Before we assess anything about character, it's crucial to discuss the player. Some initial credits to Ray: he has violent and active hands, and is continually trying to work new pass-rush moves into his repertoire. He also displays excellent side-to-side movement to rip and tear around offensive tackles, and can even drop into coverage if need be. The good folks at MockDraftable have put together a phenomenal database that collects players' NFL Combine performances and plots them out on a spider-graph to show visually how well they did in each drill. By taking historical percentiles, we can see how well each player's skills measure up among the many years of Combine data we have. Shane Ray played defensive end for the Missouri Tigers in college; how does he look on a spider-graph at this position?
As you can clearly see, Ray's best numbers compared to other historical defensive ends are a 44th percentile rank in the vertical jump, a 78th percentile rank in the broad jump and an 89th percentile rank in the forty-yard dash. Every other measurable for him, including and especially the ones on size, ranks below the 35th percentile. So, what can we make of this? Ray seems to be somewhat explosive, which helps to confirm the great first step we see on his game tape, but when engaged, he displays no exceptional raw power and his lateral agility that we see in games doesn't show up on the measurables chart. Do bear in mind that he was coming off of a toe injury before his Pro Day, so these numbers may not be the could be, but some slight improvements will not take a player from the 3rd percentile to even the 60th.
Some teams have scouted him as a 3-4 outside linebacker, citing his smallish size. This would be a way to get his pass-rushing ability on the field despite not fitting the mold of a true 4-3 defensive end in the NFL, and make the most of his great speed and coverage skills. How does he stack up there?

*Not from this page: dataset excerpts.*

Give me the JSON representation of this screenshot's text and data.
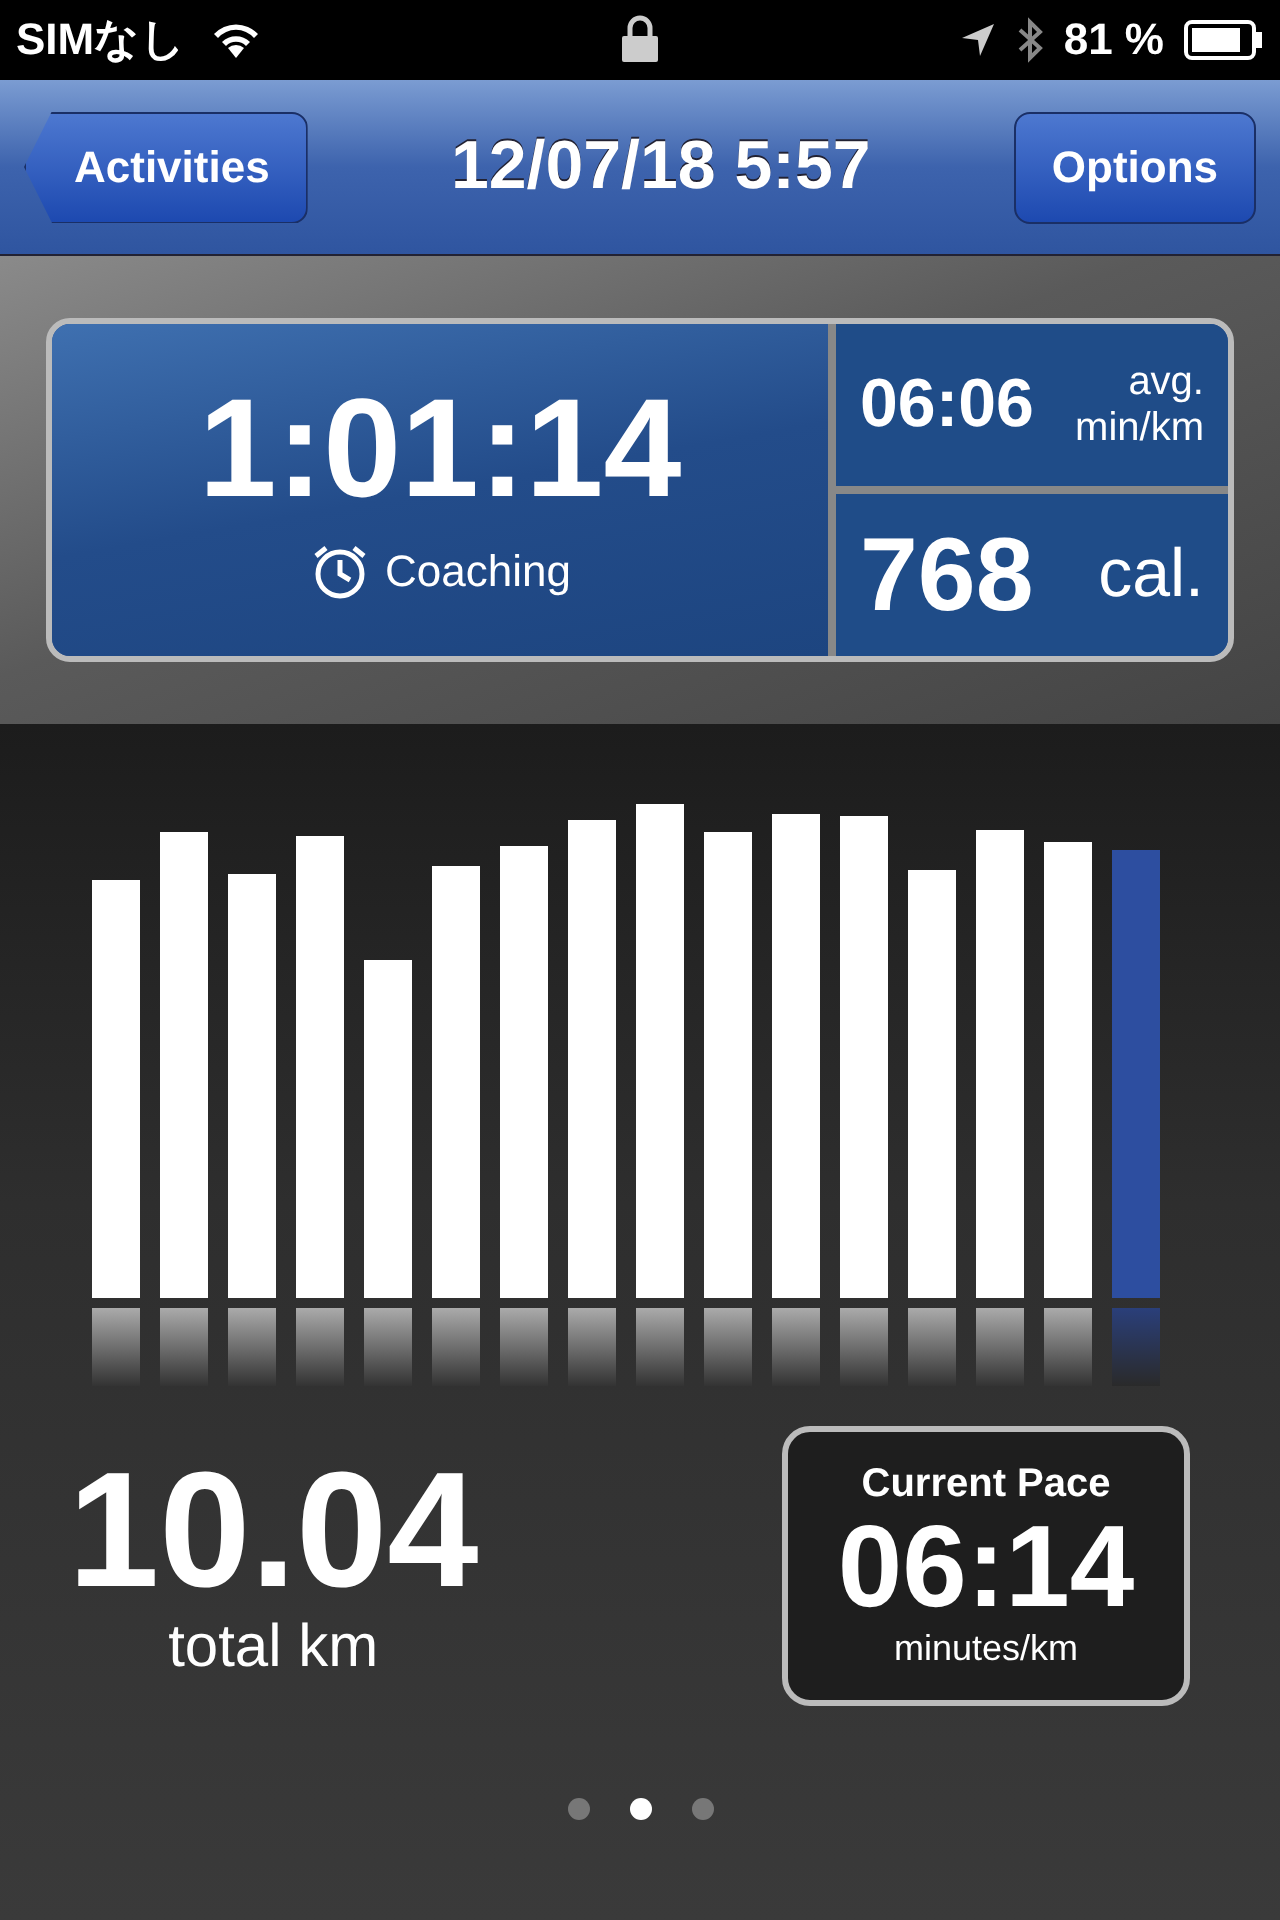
{
  "status_bar": {
    "carrier": "SIMなし",
    "battery": "81 %"
  },
  "nav_bar": {
    "back_button": "Activities",
    "title": "12/07/18 5:57",
    "options_button": "Options"
  },
  "summary": {
    "duration": "1:01:14",
    "coaching": "Coaching",
    "pace": "06:06",
    "pace_unit_1": "avg.",
    "pace_unit_2": "min/km",
    "calories": "768",
    "calories_unit": "cal."
  },
  "distance": {
    "value": "10.04",
    "label": "total km"
  },
  "current_pace": {
    "title": "Current Pace",
    "value": "06:14",
    "unit": "minutes/km"
  },
  "pages": [
    {
      "selected": false
    },
    {
      "selected": true
    },
    {
      "selected": false
    }
  ]
}
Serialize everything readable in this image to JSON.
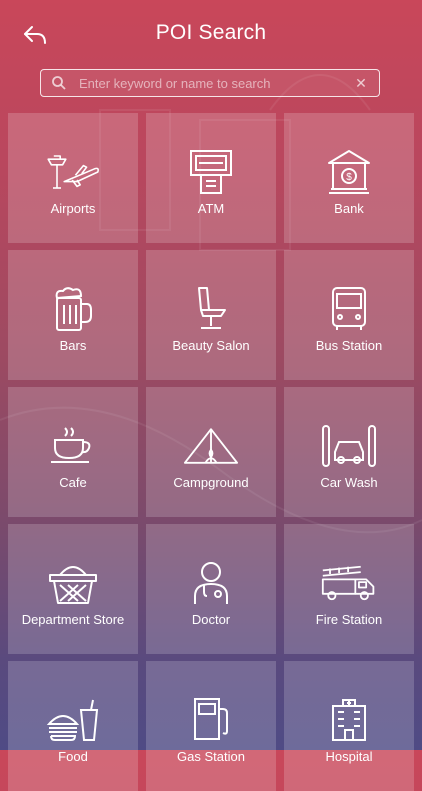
{
  "header": {
    "title": "POI Search"
  },
  "search": {
    "placeholder": "Enter keyword or name to search"
  },
  "categories": [
    {
      "label": "Airports",
      "icon": "airport-icon"
    },
    {
      "label": "ATM",
      "icon": "atm-icon"
    },
    {
      "label": "Bank",
      "icon": "bank-icon"
    },
    {
      "label": "Bars",
      "icon": "beer-mug-icon"
    },
    {
      "label": "Beauty Salon",
      "icon": "salon-chair-icon"
    },
    {
      "label": "Bus Station",
      "icon": "bus-icon"
    },
    {
      "label": "Cafe",
      "icon": "coffee-cup-icon"
    },
    {
      "label": "Campground",
      "icon": "tent-icon"
    },
    {
      "label": "Car Wash",
      "icon": "car-wash-icon"
    },
    {
      "label": "Department Store",
      "icon": "basket-icon"
    },
    {
      "label": "Doctor",
      "icon": "doctor-icon"
    },
    {
      "label": "Fire Station",
      "icon": "fire-truck-icon"
    },
    {
      "label": "Food",
      "icon": "fast-food-icon"
    },
    {
      "label": "Gas Station",
      "icon": "gas-pump-icon"
    },
    {
      "label": "Hospital",
      "icon": "hospital-icon"
    }
  ]
}
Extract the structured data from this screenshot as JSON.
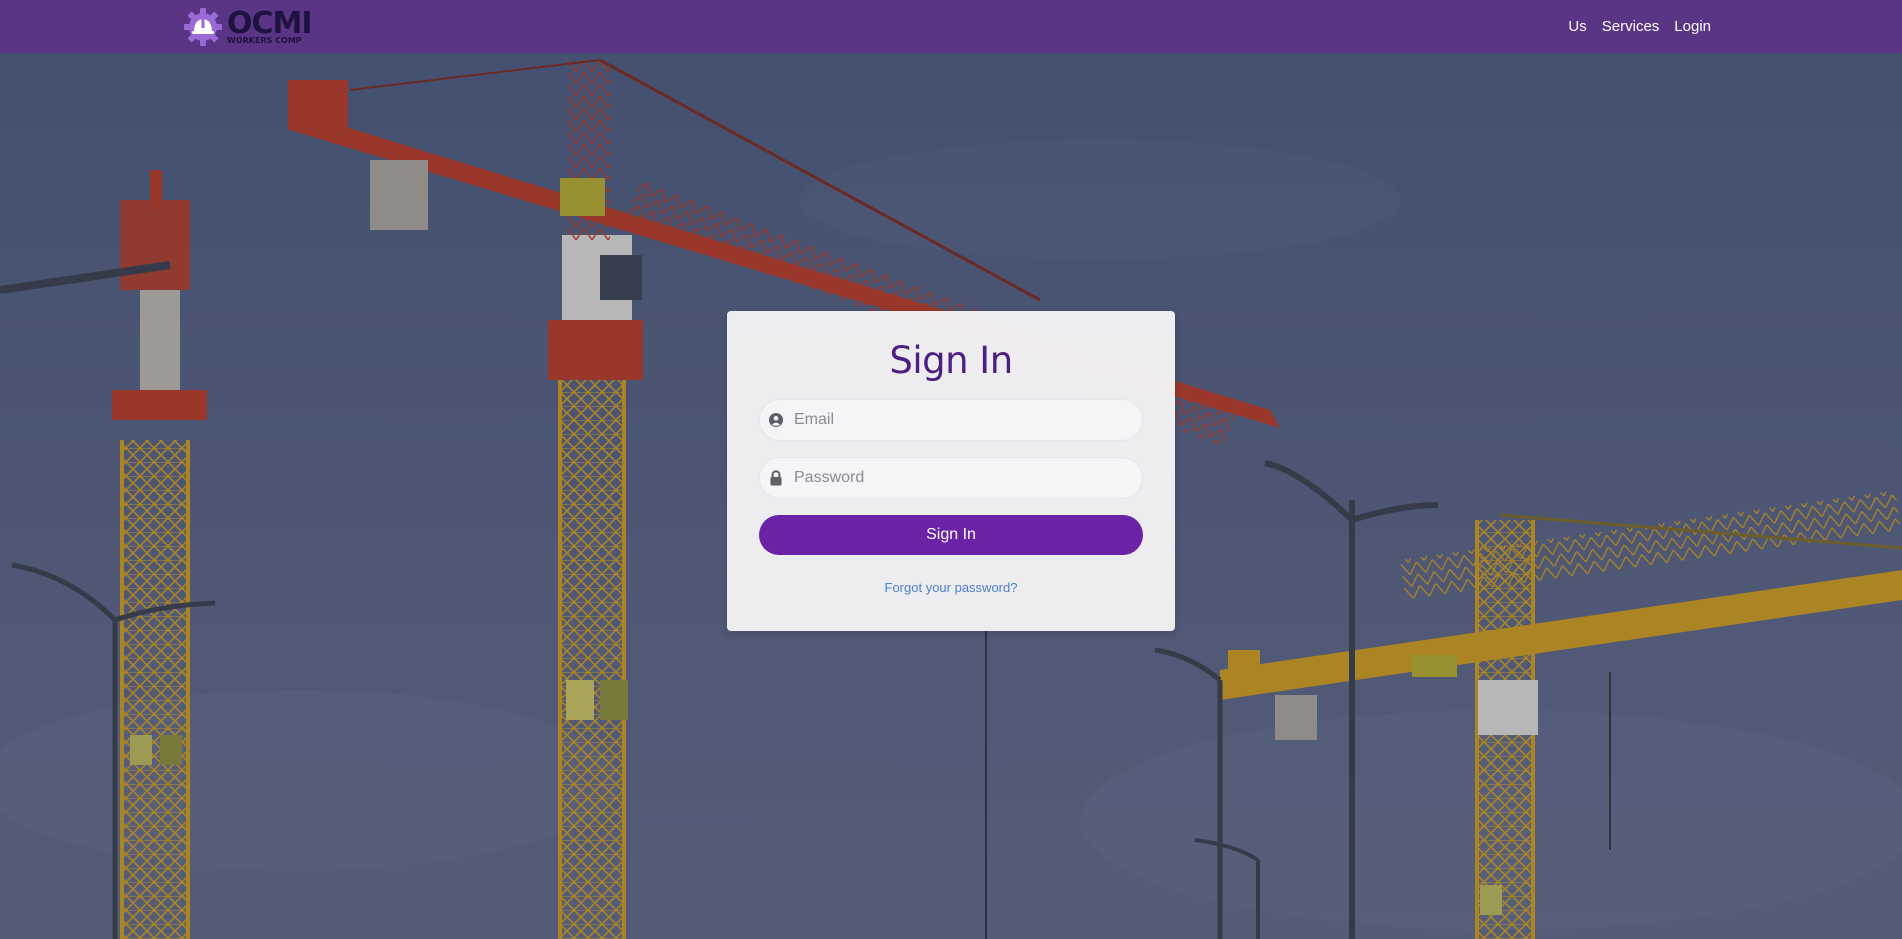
{
  "brand": {
    "name": "OCMI",
    "subtitle": "WORKERS COMP"
  },
  "nav": {
    "links": [
      {
        "label": "Us"
      },
      {
        "label": "Services"
      },
      {
        "label": "Login"
      }
    ]
  },
  "signin": {
    "title": "Sign In",
    "email_placeholder": "Email",
    "password_placeholder": "Password",
    "submit_label": "Sign In",
    "forgot_label": "Forgot your password?"
  },
  "colors": {
    "navbar": "#5a3585",
    "brand_dark": "#1e1240",
    "accent": "#6a22a6",
    "title": "#4e1f82",
    "link": "#4b7fd1"
  },
  "icons": {
    "email": "user-circle-icon",
    "password": "lock-icon",
    "logo": "gear-hardhat-icon"
  }
}
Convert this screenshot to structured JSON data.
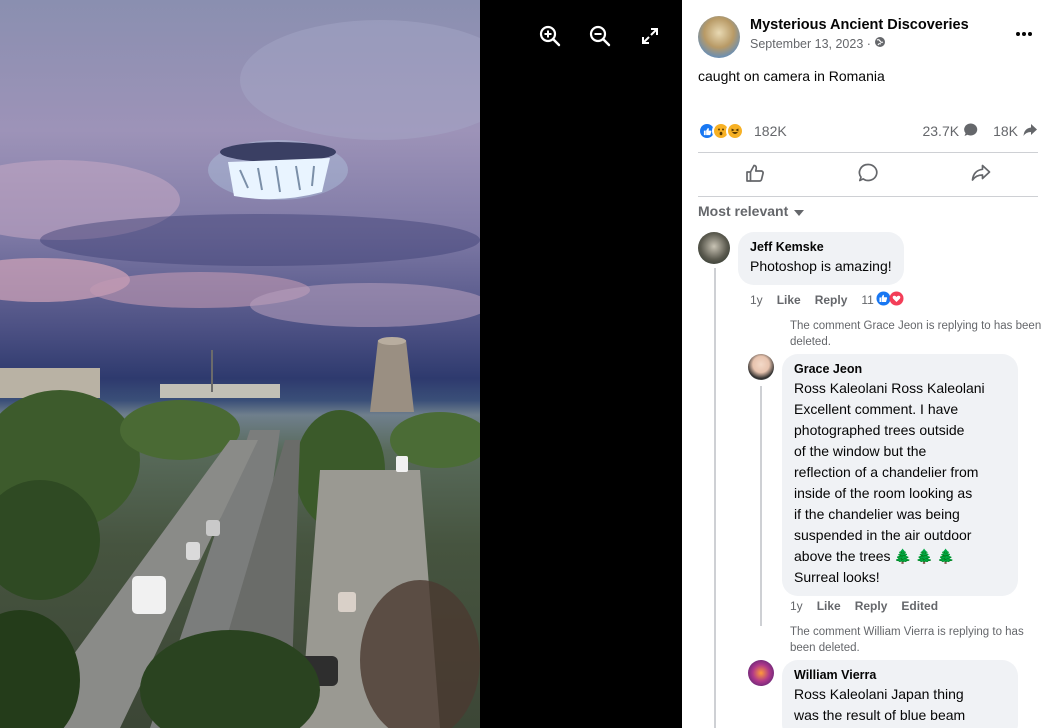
{
  "viewer": {
    "tools": [
      {
        "icon": "zoom-in-icon"
      },
      {
        "icon": "zoom-out-icon"
      },
      {
        "icon": "expand-icon"
      }
    ]
  },
  "post": {
    "page_name": "Mysterious Ancient Discoveries",
    "date": "September 13, 2023 ·",
    "privacy_icon": "globe-icon",
    "caption": "caught on camera in Romania",
    "reactions_count": "182K",
    "comments_count": "23.7K",
    "shares_count": "18K",
    "colors": {
      "like": "#1877f2",
      "love": "#f33e58",
      "haha": "#f7b125",
      "muted": "#65676b"
    }
  },
  "actions": [
    {
      "icon": "like-icon"
    },
    {
      "icon": "comment-icon"
    },
    {
      "icon": "share-icon"
    }
  ],
  "sort_label": "Most relevant",
  "comments": [
    {
      "name": "Jeff Kemske",
      "text": "Photoshop is amazing!",
      "age": "1y",
      "like": "Like",
      "reply": "Reply",
      "reaction_count": "11"
    }
  ],
  "notes": [
    "The comment Grace Jeon is replying to has been deleted.",
    "The comment William Vierra is replying to has been deleted."
  ],
  "replies": [
    {
      "name": "Grace Jeon",
      "lines": [
        "Ross Kaleolani Ross Kaleolani",
        "Excellent comment. I have",
        "photographed trees outside",
        "of the window but the",
        "reflection of a chandelier from",
        "inside of the room looking as",
        "if the chandelier was being",
        "suspended in the air outdoor",
        "above the trees 🌲 🌲 🌲",
        "Surreal looks!"
      ],
      "age": "1y",
      "like": "Like",
      "reply": "Reply",
      "edited": "Edited"
    },
    {
      "name": "William Vierra",
      "lines": [
        "Ross Kaleolani Japan thing",
        "was the result of blue beam"
      ]
    }
  ]
}
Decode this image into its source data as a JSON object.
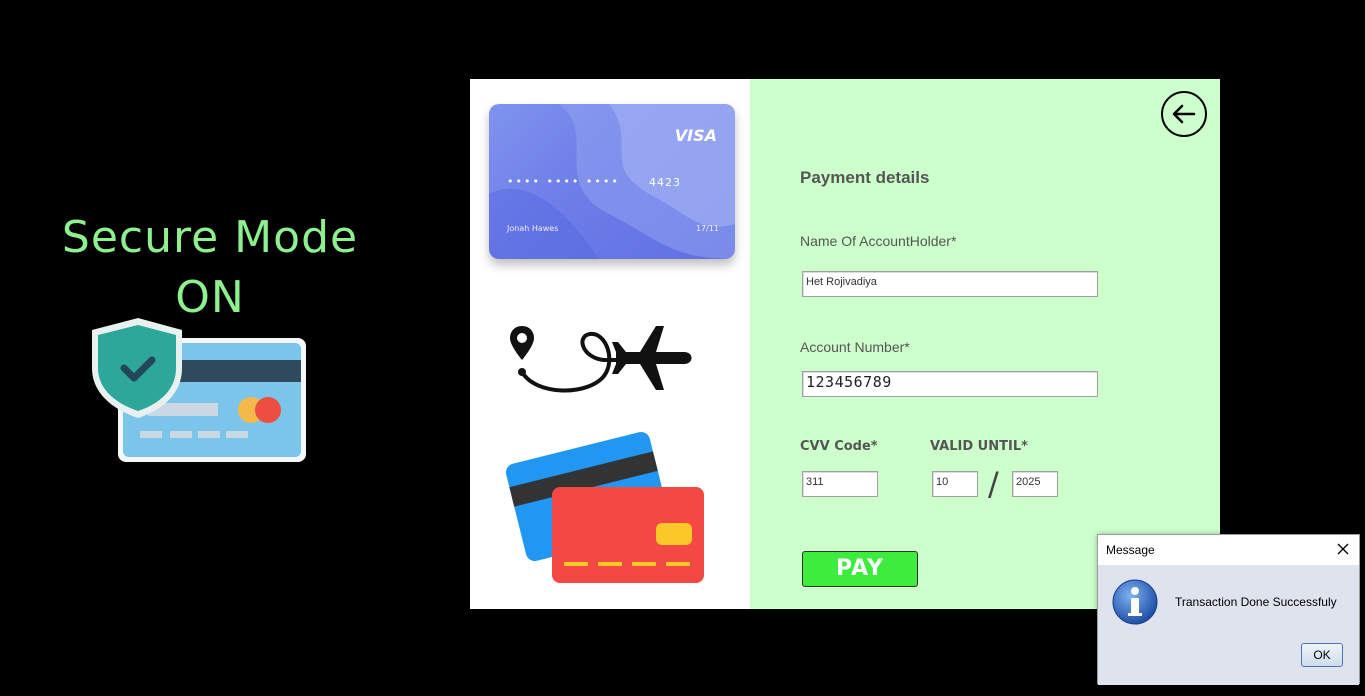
{
  "left_section": {
    "title_line1": "Secure Mode",
    "title_line2": "ON"
  },
  "visa_card": {
    "brand": "VISA",
    "dots": "•••• •••• ••••",
    "last_digits": "4423",
    "holder": "Jonah Hawes",
    "expiry": "17/11"
  },
  "form": {
    "title": "Payment details",
    "name_label": "Name Of AccountHolder*",
    "name_value": "Het Rojivadiya",
    "account_label": "Account Number*",
    "account_value": "123456789",
    "cvv_label": "CVV Code*",
    "cvv_value": "311",
    "valid_label": "VALID UNTIL*",
    "month_value": "10",
    "slash": "/",
    "year_value": "2025",
    "pay_label": "PAY"
  },
  "dialog": {
    "title": "Message",
    "message": "Transaction Done Successfuly",
    "ok_label": "OK"
  },
  "colors": {
    "background": "#000000",
    "secure_text": "#8ef08e",
    "form_panel": "#ccffcc",
    "pay_button": "#3ded3d"
  },
  "icons": [
    "secure-card-icon",
    "travel-route-icon",
    "credit-cards-icon",
    "back-arrow-icon",
    "info-icon",
    "close-icon"
  ]
}
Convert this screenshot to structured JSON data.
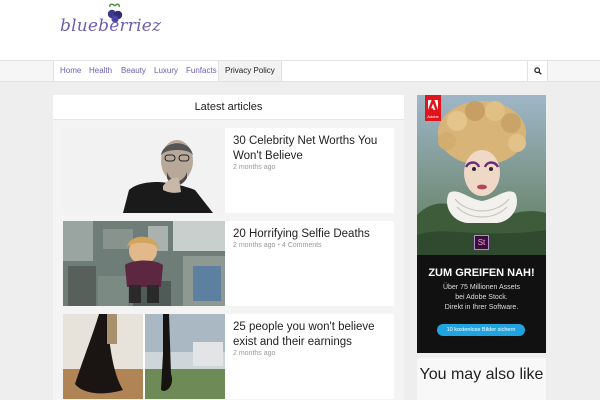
{
  "site": {
    "logo_text": "blueberriez"
  },
  "nav": {
    "items": [
      {
        "label": "Home"
      },
      {
        "label": "Health"
      },
      {
        "label": "Beauty"
      },
      {
        "label": "Luxury"
      },
      {
        "label": "Funfacts"
      },
      {
        "label": "Privacy Policy"
      }
    ],
    "search_icon": "search-icon"
  },
  "main": {
    "heading": "Latest articles",
    "articles": [
      {
        "title": "30 Celebrity Net Worths You Won't Believe",
        "time": "2 months ago",
        "comments": ""
      },
      {
        "title": "20 Horrifying Selfie Deaths",
        "time": "2 months ago",
        "comments": "4 Comments"
      },
      {
        "title": "25 people you won't believe exist and their earnings",
        "time": "2 months ago",
        "comments": ""
      }
    ]
  },
  "ad": {
    "brand": "Adobe",
    "product_mark": "St",
    "headline": "ZUM GREIFEN NAH!",
    "line1": "Über 75 Millionen Assets",
    "line2": "bei Adobe Stock.",
    "line3": "Direkt in Ihrer Software.",
    "cta": "10 kostenlose Bilder sichern"
  },
  "sidebar": {
    "related_heading": "You may also like"
  },
  "colors": {
    "accent": "#6b5fb5",
    "adobe_red": "#e0151b",
    "cta_blue": "#1fa4e0"
  }
}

Sadly, Ray still appears stiff and inflexible as an outside linebacker. All of his drill scores actually drop in this group, and his 3-cone and 20-yard shuttle scores become nearly negligible, even though his size makes a better impact. Interestingly, Ray has a nearly-identical physical profile -- and, to my eye, potential outlook -- as his former Missouri teammate, Michael Sam. Ray's profile is that of a classic tweener, but in this case, he's not agile enough for either edge player role. Combined with character concerns, I don't know how comfortable I'd feel with Ray in the first round anyway, so if he falls, that might be the best place to go.
How Does He Fit with Denver?
After his citation on Monday morning, Ray was highly expected to fall out of the first round of the draft, but one team in particular saw an opportunity and took a leap. The Denver Broncos stopped his plummet at 23rd overall on Thursday night by making the biggest trade of the night. This deal saw Denver send the Detroit Lions their first-round pick (28th overall), their 2015 fifth-round pick (143rd overall), a 2016 fifth-round pick, and interior offensive lineman Manny Ramirez for the 23rd pick in the draft.
They must like this kid a lot.
The Broncos are a good landing spot for an outside rusher, even though their defensive front is stocked up at the moment -- they ranked 11th on defense last year according to our Net Expected Points (NEP) metric, and 10th against the run. Bear in mind that current weakside outside linebacker DeMarcus Ware is 33 years old right now, and his contract gets pretty excessive in 2016 -- its final year. We could see Ray sit one season and learn behind one of our generation's best pass-rushers, then be let loose by defensive coordinator Wade Phillips the following season. Wade's more patient style of 3-4 play might not be the perfect fit for Ray's high-octane stunting and twisting, but it will certainly teach him another facet of the game and expand his repertoire.
The pick makes sense based on fit, but do you really want to give up a king's ransom for a player with such big question marks in his profile?